For the majority of children on Strattera (atomoxetine), the drug's benefits outweigh any risk and they should continue on the treatment, they said.

Doctors and patients, together with parents and guardians, are being advised of this risk and should be made aware of any possible signs and symptoms as a precautionary measure.

Updated warnings will be put on the drug's patient information leaflet.

The news follows recent reports of concerns about potential suicidal side effects of commonly used antidepressants among children and teenagers.

Dr June Raine of the MHRA said: "We are advising healthcare professionals that patients should be carefully monitored for signs of depression, suicidal thoughts or suicidal behaviour and referred for alternative treatment if necessary.

Suicidal thoughts

"Children who are doing well on this medication should continue their treatment.

"Those who experience any unusual symptoms, or are concerned, should speak to their doctor to discuss the best course of action."

The drug is one of many used to help control the symptoms of ADHD - inability to pay attention and impulsiveness and hyperactivity.

The risk is very small.
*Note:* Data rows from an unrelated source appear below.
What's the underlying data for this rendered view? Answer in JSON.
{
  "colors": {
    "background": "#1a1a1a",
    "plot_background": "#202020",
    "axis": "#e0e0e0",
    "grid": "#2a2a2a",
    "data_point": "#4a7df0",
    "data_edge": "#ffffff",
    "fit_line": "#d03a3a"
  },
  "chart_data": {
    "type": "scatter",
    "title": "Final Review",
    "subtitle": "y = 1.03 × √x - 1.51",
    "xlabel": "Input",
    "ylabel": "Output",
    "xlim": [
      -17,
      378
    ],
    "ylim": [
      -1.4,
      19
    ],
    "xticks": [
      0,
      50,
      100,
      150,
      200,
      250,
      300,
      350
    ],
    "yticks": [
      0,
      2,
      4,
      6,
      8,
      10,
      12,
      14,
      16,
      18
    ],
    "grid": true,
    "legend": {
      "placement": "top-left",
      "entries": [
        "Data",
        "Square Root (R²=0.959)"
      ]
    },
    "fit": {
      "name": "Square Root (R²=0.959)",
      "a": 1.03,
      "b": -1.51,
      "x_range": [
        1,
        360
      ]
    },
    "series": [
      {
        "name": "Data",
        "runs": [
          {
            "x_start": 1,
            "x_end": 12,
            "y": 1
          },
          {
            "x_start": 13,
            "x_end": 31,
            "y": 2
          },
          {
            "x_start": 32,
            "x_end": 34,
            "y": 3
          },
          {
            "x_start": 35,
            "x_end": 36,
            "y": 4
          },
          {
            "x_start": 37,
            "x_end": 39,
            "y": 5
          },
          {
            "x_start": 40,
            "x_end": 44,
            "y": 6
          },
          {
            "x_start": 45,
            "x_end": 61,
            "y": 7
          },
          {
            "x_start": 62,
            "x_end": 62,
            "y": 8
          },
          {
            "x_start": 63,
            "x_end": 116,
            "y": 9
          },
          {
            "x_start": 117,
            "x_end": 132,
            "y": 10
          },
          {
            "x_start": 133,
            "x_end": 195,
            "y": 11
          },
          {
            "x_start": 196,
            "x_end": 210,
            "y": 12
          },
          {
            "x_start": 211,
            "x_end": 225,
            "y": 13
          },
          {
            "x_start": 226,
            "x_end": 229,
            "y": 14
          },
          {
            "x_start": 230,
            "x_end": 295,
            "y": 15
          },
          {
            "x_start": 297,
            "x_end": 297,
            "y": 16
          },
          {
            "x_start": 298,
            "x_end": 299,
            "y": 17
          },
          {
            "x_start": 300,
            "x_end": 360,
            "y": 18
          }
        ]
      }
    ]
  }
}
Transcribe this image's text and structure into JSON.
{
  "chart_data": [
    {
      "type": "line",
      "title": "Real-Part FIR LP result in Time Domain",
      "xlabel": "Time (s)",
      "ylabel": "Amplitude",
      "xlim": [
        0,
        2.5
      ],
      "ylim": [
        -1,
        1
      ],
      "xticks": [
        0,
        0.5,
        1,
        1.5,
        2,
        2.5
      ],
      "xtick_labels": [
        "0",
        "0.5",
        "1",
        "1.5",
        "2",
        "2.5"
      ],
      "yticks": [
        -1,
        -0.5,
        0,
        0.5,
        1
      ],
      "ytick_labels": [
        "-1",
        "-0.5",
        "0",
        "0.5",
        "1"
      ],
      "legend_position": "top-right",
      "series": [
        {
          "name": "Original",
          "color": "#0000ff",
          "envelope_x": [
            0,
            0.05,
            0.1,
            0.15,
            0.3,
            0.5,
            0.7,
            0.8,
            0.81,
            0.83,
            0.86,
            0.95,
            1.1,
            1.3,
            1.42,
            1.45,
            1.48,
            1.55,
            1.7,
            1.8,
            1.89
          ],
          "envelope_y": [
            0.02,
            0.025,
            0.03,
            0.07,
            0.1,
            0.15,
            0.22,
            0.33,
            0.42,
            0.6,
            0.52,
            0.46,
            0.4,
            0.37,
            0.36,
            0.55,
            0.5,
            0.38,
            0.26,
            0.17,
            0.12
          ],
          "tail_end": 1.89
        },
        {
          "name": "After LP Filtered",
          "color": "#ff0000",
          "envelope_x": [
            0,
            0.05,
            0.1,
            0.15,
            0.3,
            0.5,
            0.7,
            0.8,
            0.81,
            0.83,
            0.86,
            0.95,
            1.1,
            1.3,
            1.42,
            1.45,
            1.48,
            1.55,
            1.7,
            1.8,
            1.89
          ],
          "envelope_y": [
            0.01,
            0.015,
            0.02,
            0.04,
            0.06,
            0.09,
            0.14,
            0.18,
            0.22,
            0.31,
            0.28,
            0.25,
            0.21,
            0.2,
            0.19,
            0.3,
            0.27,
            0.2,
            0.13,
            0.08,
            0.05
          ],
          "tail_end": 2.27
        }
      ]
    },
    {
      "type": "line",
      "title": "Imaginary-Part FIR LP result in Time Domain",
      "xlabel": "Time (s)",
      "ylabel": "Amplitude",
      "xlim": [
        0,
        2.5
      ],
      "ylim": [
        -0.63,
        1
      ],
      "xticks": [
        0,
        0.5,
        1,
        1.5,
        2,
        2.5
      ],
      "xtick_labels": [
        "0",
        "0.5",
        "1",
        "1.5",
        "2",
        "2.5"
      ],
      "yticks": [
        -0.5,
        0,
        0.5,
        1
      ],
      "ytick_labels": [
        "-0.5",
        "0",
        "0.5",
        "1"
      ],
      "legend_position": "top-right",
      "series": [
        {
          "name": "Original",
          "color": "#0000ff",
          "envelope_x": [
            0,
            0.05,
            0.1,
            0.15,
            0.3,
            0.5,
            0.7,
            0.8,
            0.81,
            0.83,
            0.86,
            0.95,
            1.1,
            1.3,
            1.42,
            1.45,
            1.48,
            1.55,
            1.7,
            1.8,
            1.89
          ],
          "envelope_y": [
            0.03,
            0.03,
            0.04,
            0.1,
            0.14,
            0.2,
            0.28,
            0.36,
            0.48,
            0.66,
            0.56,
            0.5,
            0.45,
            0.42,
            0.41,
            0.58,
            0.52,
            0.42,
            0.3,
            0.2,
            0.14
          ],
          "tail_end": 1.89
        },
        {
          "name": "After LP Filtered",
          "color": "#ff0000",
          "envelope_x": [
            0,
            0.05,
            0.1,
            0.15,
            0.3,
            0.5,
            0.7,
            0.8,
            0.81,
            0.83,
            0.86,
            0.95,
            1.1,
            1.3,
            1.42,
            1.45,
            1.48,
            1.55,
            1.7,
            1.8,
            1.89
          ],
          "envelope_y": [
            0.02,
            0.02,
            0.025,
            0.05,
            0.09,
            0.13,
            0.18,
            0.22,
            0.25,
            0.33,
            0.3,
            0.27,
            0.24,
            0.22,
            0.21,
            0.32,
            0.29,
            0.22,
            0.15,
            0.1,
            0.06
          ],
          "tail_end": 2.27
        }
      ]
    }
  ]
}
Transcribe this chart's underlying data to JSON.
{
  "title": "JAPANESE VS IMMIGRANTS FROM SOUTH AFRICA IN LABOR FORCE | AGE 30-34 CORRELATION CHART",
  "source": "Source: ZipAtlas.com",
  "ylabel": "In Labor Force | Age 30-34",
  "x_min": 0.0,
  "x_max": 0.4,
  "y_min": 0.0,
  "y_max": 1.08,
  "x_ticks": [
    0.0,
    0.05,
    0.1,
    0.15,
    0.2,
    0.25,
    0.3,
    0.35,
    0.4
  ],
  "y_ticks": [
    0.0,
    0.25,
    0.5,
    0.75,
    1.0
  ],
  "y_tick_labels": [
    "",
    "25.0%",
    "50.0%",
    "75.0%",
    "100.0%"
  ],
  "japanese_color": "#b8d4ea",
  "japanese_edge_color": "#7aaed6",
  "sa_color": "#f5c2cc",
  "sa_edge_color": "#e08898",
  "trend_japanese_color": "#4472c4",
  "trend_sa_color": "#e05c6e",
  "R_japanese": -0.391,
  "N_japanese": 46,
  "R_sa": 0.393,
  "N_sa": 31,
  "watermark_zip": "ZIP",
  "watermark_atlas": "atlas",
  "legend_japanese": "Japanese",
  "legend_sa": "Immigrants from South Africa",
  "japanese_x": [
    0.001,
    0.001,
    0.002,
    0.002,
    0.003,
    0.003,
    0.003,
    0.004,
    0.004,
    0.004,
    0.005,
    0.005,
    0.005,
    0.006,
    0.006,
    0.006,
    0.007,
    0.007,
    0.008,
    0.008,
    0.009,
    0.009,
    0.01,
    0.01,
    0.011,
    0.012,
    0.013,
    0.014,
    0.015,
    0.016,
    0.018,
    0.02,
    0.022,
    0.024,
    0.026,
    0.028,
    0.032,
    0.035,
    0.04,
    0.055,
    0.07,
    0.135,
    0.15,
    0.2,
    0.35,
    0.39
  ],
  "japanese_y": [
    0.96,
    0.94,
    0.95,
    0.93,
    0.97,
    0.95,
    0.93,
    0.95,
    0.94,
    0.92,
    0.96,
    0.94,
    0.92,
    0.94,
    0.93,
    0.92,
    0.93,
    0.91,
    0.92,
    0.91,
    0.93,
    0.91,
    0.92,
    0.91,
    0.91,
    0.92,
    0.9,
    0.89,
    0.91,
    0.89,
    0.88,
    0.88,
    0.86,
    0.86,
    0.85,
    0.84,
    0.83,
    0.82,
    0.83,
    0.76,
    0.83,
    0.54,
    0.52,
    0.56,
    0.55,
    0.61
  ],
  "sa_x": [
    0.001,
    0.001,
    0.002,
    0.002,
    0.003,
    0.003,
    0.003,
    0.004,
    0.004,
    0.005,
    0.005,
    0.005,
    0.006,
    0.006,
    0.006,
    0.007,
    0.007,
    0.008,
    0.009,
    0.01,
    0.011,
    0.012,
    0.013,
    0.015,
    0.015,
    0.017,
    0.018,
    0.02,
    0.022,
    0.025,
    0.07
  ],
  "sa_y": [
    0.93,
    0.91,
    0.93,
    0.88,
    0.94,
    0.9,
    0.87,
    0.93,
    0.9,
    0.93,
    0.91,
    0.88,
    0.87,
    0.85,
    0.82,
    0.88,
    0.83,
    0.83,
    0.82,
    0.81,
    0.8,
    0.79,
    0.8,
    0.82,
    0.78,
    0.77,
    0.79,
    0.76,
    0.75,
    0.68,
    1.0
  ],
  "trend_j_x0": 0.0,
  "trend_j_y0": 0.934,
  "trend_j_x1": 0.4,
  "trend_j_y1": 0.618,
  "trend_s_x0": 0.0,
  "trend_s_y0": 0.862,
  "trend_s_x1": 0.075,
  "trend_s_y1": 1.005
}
Parents should not be alarmed
Andrea Bilbow, chief executive of the ADHD charity ADDISS

It was licensed in the UK in July 2004 and can be given to children aged six upwards.

The most commonly prescribed treatment for those with ADHD, however, remains the stimulant Ritalin (methylphenidate).

Andrea Bilbow, chief executive of the ADHD charity ADDISS, said: "The risk is very small. The benefits still likely outweigh any risk.

"Parents should not be alarmed. If a child is on Strattera and doing well, don't stop.

"If they are concerned, they should go and discuss this with their doctor. And doctors should be screening users for suicidal thoughts."

She said because of the nature of ADHD, many children with the condition were already vulnerable and at risk of suicidal thoughts and should be monitored regularly anyway.

"These kids what ever drug they are on do need to be monitored more often."

She said around 40,000 children in England and Wales had been diagnosed with ADHD and were on some form of medication for the condition.

However, because ADHD is under-recognised, as many as 400,000 could actually have the condition, or 5% of children.

The drug's manufacturer Eli Lilly said that while suicidal thinking was uncommon in patients on the medication during clinical trials, it was important for parents to be aware that it can occur and to discuss any unusual symptoms with their child's doctor.

The drug Strattera has also been linked to liver damage.